SAN ANTONIO -- Buses full of migrants from Uvalde will be coming to San Antonio Wednesday.

  • City and county approved funds
  • Border Patrol said there will be an increase in migrants
  • Migrants will be taken to San Antonio

The City of Uvalde and Uvalde County have approved to spend the money to get people to facilities better equipped to handle them.

Leaders said their city can't handle the increase in population.

“Our hands are tied. We’re just a little, itty bitty government,” said City of Uvalde Mayor Don McLaughlin Jr.

The City of Uvalde is taking swift action after getting a warning from Border Patrol that there will be an increase in migrants.

“The problem in Uvalde is not that we don’t want to be hospitable, [it] is that we don’t have the facilities to handle 25 to 50 people every day," said McLaughlin.

The city will move two buses full of 19 people each day out of Uvalde to San Antonio, which now allocates funds to nonprofits to provide resources.
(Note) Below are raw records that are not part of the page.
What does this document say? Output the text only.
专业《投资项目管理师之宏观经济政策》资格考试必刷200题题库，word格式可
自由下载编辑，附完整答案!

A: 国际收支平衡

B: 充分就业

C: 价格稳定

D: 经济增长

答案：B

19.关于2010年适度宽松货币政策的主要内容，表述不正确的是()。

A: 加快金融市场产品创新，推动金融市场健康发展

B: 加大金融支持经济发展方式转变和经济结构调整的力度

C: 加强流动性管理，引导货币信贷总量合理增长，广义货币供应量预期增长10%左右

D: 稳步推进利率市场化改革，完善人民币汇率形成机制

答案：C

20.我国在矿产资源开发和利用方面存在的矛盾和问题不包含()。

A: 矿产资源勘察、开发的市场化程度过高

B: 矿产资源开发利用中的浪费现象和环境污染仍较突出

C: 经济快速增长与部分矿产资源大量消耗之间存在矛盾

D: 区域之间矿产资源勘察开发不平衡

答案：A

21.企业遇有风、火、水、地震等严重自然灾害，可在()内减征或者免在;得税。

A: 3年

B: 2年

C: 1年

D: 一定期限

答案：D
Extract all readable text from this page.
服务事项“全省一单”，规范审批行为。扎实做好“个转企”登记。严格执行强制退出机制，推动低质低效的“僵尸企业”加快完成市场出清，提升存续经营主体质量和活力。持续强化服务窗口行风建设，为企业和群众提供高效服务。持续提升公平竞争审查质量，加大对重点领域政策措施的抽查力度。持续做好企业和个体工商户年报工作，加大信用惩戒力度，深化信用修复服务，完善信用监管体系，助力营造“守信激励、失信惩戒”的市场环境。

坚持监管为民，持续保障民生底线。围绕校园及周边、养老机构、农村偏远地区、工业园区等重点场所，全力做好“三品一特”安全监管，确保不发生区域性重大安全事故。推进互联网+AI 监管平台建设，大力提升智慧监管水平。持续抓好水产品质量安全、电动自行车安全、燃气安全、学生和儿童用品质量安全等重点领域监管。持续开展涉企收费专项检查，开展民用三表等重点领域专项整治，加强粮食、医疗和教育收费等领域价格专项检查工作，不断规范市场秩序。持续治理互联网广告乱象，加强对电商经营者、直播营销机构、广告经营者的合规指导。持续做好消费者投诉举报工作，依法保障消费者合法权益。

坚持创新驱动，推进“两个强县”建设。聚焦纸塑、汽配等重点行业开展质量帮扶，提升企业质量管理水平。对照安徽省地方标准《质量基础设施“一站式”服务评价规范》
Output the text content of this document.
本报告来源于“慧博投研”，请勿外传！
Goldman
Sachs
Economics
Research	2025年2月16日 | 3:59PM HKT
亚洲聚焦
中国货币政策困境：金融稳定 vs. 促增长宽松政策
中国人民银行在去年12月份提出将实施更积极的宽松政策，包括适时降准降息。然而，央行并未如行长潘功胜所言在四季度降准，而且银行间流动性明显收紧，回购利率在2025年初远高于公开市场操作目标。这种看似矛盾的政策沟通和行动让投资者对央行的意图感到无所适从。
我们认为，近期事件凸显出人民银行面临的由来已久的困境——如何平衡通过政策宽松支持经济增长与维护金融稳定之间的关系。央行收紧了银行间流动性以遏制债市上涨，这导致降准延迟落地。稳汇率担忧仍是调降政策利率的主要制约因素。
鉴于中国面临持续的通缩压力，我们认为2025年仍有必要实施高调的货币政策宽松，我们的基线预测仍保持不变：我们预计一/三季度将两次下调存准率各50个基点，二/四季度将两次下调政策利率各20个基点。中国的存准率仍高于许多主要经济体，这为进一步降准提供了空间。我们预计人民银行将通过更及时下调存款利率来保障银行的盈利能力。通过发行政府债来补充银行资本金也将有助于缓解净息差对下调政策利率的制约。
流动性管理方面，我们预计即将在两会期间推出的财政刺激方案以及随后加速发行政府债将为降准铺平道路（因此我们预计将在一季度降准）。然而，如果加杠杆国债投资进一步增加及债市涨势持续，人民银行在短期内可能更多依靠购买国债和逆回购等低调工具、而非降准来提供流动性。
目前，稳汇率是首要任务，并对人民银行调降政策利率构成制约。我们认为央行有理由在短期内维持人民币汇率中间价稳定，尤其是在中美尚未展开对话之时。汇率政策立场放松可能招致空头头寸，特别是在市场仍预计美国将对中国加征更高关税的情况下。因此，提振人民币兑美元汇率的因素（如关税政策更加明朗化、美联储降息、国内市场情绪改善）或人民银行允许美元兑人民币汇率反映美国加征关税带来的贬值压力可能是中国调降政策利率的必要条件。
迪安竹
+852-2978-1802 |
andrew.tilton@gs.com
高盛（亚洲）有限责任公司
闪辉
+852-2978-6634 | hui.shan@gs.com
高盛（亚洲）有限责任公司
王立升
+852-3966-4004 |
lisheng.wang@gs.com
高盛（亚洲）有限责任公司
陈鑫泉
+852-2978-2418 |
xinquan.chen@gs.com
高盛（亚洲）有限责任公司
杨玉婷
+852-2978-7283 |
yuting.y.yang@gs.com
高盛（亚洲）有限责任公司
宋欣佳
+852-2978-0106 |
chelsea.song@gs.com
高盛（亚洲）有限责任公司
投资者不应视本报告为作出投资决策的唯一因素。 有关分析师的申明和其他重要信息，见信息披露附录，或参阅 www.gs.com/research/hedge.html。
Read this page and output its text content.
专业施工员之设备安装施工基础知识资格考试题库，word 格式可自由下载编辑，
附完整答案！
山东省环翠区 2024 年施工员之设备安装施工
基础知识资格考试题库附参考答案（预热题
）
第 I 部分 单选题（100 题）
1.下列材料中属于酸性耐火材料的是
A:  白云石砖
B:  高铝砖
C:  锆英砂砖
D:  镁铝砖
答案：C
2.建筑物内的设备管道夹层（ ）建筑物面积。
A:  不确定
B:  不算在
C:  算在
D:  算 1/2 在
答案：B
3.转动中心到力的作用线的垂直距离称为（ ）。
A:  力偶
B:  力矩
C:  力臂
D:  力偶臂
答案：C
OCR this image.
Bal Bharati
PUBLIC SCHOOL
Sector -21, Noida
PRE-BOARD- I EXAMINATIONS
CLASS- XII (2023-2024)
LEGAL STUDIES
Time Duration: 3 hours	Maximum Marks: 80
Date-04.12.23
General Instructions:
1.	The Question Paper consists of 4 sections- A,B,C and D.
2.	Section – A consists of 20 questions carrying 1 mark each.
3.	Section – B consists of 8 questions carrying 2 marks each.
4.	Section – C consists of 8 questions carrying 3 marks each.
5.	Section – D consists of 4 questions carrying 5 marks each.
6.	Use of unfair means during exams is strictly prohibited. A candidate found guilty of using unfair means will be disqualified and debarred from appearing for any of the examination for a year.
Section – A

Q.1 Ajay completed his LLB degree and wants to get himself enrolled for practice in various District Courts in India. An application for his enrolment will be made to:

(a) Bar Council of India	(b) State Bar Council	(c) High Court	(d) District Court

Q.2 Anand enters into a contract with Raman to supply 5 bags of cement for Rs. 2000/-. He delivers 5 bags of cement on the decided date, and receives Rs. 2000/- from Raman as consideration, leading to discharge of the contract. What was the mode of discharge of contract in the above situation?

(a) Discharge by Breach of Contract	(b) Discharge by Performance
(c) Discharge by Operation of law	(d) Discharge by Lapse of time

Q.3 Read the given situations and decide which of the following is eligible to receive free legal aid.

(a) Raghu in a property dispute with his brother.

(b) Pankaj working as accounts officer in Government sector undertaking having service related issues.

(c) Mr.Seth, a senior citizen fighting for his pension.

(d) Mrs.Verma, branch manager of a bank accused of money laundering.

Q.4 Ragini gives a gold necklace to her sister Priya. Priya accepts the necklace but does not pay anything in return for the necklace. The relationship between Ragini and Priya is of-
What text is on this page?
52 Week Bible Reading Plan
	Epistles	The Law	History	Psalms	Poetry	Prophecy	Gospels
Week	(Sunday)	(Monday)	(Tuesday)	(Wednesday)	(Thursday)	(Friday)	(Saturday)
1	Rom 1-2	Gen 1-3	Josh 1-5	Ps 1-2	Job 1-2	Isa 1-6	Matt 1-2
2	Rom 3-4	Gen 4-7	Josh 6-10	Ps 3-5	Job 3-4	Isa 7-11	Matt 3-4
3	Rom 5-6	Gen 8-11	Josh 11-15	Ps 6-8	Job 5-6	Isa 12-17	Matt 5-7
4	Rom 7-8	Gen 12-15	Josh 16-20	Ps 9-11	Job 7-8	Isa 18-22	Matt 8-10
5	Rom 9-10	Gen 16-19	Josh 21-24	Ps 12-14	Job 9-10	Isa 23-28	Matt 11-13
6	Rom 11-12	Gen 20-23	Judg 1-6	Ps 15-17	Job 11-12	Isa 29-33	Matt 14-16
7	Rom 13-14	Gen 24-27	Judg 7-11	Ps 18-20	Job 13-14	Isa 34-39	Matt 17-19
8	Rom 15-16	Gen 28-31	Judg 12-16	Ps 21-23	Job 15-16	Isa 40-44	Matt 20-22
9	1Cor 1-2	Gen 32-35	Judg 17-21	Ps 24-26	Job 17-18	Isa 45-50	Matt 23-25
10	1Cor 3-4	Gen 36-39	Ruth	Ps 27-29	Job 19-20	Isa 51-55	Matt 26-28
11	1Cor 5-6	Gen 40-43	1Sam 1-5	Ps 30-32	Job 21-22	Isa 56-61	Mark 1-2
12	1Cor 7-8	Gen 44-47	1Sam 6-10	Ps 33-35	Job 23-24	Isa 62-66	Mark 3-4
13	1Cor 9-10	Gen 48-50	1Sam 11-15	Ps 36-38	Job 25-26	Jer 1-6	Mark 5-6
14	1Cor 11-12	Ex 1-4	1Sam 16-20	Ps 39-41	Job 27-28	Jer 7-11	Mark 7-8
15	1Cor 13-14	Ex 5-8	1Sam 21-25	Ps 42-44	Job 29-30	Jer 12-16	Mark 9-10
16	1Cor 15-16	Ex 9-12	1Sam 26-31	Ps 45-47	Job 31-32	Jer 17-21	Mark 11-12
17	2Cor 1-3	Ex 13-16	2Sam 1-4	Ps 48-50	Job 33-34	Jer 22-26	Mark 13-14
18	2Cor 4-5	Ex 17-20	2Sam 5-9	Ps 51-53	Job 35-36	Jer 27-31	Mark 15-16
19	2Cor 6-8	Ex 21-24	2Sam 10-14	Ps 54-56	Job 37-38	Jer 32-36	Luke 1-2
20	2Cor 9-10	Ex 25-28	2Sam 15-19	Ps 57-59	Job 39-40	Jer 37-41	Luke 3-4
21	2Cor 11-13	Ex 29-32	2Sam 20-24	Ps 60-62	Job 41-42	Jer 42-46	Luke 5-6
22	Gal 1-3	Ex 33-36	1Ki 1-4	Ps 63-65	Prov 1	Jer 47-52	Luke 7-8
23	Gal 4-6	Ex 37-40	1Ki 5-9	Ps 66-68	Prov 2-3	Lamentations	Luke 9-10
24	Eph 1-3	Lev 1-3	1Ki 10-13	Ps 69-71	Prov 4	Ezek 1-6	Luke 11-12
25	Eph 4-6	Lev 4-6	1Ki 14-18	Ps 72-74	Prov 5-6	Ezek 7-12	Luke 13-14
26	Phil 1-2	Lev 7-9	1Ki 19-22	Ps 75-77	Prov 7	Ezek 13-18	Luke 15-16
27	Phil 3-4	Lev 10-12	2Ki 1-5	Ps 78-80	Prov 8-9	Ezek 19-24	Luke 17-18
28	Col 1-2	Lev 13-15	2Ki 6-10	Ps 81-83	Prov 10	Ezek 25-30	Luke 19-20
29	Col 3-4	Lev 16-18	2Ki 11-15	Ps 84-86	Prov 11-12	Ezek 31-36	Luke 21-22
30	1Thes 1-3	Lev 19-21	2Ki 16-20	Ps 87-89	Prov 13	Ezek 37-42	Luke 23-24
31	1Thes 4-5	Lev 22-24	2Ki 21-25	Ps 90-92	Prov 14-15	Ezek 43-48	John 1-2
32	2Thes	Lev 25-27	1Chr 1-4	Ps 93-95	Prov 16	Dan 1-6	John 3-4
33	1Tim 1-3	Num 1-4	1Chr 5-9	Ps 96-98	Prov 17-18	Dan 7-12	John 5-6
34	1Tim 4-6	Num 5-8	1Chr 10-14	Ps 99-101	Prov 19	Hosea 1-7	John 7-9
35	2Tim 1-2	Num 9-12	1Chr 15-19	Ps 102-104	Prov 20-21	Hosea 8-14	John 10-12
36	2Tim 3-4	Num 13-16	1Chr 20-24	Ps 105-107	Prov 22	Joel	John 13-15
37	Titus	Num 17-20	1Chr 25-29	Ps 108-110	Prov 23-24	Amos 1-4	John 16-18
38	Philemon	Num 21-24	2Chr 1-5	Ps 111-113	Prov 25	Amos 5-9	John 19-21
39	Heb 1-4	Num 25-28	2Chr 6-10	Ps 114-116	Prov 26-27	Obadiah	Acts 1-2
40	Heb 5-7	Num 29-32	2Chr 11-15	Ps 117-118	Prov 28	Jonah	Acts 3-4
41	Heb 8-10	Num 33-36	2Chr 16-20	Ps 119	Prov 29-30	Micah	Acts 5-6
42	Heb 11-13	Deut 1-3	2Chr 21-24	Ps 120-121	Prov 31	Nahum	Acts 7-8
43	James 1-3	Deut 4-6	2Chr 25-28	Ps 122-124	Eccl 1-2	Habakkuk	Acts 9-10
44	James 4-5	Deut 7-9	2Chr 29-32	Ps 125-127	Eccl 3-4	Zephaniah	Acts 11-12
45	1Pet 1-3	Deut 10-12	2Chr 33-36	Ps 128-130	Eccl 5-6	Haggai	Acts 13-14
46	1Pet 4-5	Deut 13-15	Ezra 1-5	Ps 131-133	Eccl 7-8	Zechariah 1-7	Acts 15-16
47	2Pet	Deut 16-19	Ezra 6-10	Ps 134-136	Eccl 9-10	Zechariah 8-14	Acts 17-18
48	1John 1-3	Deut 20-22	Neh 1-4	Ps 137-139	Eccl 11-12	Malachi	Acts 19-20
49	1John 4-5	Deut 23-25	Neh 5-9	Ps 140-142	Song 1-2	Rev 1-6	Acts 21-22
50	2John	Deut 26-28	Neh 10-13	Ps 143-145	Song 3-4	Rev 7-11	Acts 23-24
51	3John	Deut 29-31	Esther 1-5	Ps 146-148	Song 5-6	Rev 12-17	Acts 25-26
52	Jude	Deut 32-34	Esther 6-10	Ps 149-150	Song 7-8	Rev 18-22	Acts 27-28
RELATED | San Antonio City Council Approves Funding for Asylum Seekers

“None of these immigrants that are coming want to stay in Uvalde. They want to get to a bus station to move to somewhere to a larger city.” -- City of Uvalde Mayor Don McLaughlin Jr.

The solution was unanimously decided on by the city and county at an emergency meeting.

“It’s strictly to transport this particular specialized population of immigrants or migrants that are being released by U.S. Border Patrol in Uvalde to San Antonio,” said Sarah Hidalgo-Cook of the Southwest Area Regional Transit District.

The Southwest Area Regional Transit District is a state- and federal-operated bus service. They say this won't interrupt their regular rural routes.

“This is an immediate solution to the situation until we can actually sit down to try to fine some type of solution to this issue," said Hidalgo-Cook.

“I’ve done the best that I can do for them in Uvalde and that’s to try to get them to San Antonio where they can get to areas they need to go in and to family members throughout the United States,” said McLaughlin.

The City of Uvalde hopes to make a decision with input from other city mayors as well as state and federal officials. They have already reached out to the federal government for reimbursement.